Well, here we are. It’s February. This is my least favorite month of the whole year. It is the shortest, but, to me at least, it seems like the longest. There just isn’t much to do. This year recovering from Covid, I am even more restricted in my outdoor activities. This is, I think, the worst cabin fever I have ever had. I have been thinking a bit about getting into metal detecting, but who wants to dig in the frozen February ground? Not me. Magnet fishing, which is great fun, is also out, unless you want to freeze your hands.
So, I thought it might be a good week for a “creature feature.” Let’s take a little look at foxes.
Foxes, along with coyotes, make up Pennsylvania’s wild dogs. Perhaps a bit of clarification is in order here. The reference to wild dogs does not mean feral domesticated species which have become wild. Foxes are genuine wild dogs.
The red fox is one of our better known wild animals. It is easy to distinguish from the gray fox or the coyote by its white tail tip. Portrayed in cartoons, movies and stories as extremely clever and cunning, they have proven themselves to be among nature’s most cautious and adaptable creatures. They have learned to live quite well around humans, and to reap some of the fruits of our labor. They are not above a midnight raid on the henhouse. More often, however, these omnivores feed in the wild. They eat a wide variety of fruits, nuts, etc., and they prey on eggs, birds, small mammals and insects. Like other dogs, they sometimes bury some of their food for later use. In fact, there is little that they won’t eat. Much of their activity is nocturnal. Foxes have oval eye pupils like cats, and therefore they possess superior night vision.
Red foxes normally mate in February or early March. In early spring, a litter of six or seven young, known as kits, are born. They weigh between three and four ounces, and are blind and helpless at birth.
Except for a period after the young are born, red foxes have little use for a den. The female stays with the kits in the den while the male serves as the food provider. Except for this, no matter how brutal the weather may be, the foxes will curl up somewhere outside, using their tails as blankets. It is uncertain whether or not red foxes are native to North America, although they probably are. Large numbers of them were brought here from Europe during the 1700’s, as they were more sporting than gray foxes to hunt with hounds.
Aside from the difference in coloration and the dark tail tip, the gray fox is very similar in appearance to the red. Their litters are frequently a little smaller, but their early behavior around the den is a lot like that of their red cousins. In addition, they feed on basically the same things, and their habits are in large measure nocturnal.
In many ways, the habits and lifestyles of the two foxes differ drastically. The gray fox is much more den-oriented than the red, using a den all winter for shelter and protection. Perhaps the most amazing of the gray’s characteristics is its ability to climb trees.

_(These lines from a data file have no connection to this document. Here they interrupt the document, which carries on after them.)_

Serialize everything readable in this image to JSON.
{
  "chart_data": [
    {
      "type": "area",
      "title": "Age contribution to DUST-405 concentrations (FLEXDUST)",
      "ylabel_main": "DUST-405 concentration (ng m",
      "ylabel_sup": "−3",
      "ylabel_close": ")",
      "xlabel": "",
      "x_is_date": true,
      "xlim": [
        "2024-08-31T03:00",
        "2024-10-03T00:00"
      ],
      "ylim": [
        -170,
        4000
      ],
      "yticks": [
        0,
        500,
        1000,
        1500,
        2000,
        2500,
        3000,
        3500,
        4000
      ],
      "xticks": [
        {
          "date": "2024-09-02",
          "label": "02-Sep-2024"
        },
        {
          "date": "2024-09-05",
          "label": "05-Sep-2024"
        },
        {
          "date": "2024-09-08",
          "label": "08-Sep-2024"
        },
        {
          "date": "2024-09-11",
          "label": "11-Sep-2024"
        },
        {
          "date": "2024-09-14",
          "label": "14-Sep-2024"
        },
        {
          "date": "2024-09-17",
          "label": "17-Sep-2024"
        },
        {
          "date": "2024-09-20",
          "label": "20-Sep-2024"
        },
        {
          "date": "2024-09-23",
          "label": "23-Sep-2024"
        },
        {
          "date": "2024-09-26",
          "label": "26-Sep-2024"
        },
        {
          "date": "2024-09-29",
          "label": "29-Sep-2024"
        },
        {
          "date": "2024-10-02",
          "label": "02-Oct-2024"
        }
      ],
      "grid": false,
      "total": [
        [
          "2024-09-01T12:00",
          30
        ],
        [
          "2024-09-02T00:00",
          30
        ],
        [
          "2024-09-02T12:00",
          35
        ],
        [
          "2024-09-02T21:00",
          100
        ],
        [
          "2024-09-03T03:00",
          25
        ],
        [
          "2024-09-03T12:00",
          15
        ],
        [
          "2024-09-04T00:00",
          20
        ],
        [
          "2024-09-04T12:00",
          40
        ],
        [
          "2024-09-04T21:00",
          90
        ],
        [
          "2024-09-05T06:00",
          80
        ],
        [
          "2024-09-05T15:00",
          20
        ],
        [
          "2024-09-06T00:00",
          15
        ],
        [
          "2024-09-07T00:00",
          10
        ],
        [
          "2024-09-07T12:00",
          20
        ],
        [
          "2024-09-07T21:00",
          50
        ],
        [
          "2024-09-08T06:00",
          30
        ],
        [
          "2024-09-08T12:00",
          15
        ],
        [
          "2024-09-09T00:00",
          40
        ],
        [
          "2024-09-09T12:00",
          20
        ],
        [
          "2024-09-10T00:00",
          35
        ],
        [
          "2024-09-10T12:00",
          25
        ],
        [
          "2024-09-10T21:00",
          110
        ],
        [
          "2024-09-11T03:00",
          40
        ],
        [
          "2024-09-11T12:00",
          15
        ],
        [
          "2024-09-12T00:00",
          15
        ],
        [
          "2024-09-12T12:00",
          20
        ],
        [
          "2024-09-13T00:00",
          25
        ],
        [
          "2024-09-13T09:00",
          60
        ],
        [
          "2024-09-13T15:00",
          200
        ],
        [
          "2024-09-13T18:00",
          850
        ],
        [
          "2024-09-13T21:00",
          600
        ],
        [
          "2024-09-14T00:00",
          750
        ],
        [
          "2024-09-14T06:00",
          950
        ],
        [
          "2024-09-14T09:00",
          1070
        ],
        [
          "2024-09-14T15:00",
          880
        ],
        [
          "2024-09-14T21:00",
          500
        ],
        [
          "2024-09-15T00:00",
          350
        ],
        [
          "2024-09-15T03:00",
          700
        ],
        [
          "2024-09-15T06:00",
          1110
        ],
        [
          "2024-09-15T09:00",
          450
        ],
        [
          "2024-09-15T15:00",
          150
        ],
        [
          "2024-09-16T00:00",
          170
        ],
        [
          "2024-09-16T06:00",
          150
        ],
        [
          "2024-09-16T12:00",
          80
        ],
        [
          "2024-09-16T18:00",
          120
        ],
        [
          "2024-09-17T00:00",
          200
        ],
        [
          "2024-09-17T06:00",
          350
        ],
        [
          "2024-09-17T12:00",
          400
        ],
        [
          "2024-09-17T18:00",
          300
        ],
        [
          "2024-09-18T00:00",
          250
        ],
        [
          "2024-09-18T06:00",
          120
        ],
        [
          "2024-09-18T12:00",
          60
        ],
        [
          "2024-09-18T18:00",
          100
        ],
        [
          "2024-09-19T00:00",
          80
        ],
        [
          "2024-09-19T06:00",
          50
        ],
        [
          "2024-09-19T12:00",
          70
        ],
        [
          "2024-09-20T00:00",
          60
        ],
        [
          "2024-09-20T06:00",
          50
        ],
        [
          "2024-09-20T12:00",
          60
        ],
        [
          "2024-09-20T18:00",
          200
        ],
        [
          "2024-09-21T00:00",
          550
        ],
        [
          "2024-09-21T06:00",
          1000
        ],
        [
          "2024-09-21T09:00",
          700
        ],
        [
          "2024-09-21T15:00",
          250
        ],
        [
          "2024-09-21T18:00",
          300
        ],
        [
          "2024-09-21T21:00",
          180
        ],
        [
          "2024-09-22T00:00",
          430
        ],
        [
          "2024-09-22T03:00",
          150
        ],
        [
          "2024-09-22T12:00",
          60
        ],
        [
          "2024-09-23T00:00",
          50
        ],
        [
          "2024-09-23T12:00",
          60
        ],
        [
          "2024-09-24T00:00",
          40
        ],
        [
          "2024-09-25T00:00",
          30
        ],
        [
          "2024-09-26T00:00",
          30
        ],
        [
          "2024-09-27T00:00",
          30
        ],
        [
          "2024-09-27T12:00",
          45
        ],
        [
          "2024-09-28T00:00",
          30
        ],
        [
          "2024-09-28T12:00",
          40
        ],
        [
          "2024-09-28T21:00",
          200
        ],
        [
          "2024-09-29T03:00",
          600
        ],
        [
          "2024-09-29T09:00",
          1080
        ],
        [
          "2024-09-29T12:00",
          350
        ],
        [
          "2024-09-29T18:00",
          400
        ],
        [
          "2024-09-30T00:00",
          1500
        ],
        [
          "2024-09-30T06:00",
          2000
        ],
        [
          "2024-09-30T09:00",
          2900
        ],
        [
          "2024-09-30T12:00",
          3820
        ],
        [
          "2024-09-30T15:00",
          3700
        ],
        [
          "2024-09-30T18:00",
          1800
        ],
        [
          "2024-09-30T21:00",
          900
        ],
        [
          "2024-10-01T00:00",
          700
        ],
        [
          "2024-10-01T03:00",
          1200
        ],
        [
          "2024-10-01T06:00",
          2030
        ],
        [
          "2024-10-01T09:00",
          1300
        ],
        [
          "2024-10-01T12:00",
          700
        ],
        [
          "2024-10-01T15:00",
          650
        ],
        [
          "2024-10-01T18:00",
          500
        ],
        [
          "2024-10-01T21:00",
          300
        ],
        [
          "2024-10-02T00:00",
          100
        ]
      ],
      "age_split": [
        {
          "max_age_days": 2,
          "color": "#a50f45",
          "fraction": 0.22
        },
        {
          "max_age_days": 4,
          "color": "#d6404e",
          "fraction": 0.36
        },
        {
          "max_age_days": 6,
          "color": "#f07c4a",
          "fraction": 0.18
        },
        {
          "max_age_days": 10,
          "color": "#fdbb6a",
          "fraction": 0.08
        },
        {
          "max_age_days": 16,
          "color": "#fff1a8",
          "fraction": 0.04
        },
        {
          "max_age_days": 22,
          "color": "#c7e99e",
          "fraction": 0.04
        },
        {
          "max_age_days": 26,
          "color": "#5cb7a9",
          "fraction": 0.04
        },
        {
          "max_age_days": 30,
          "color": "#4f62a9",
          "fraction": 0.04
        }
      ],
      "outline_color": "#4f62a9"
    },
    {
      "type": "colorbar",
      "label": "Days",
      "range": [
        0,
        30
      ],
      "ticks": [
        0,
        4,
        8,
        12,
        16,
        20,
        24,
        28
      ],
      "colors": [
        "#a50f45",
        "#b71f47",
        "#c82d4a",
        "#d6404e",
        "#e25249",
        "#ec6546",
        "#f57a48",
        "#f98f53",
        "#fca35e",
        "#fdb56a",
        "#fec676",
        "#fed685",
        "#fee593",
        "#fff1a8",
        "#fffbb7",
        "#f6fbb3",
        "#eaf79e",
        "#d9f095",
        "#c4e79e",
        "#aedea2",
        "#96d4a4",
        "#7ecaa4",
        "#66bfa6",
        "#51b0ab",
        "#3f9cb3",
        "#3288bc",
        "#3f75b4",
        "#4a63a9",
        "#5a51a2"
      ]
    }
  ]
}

In fact, it is the only North American member of the dog family with true tree climbing ability. It makes “dog noises,” such as barks, yelps and growls, but not as often as the red fox. Its bark can sound like that of a much larger animal, and may be used at times for defensive purposes. In many areas, the gray fox is not as much at odds with farmers as his red kinsman.
Foxes are notorious carriers of rabies, and should never be petted or handled. Animals which seem friendly or unafraid of people are particularly suspect.
Tune up the old fishing gear. While we still have awhile to wait, fishing is coming eventually.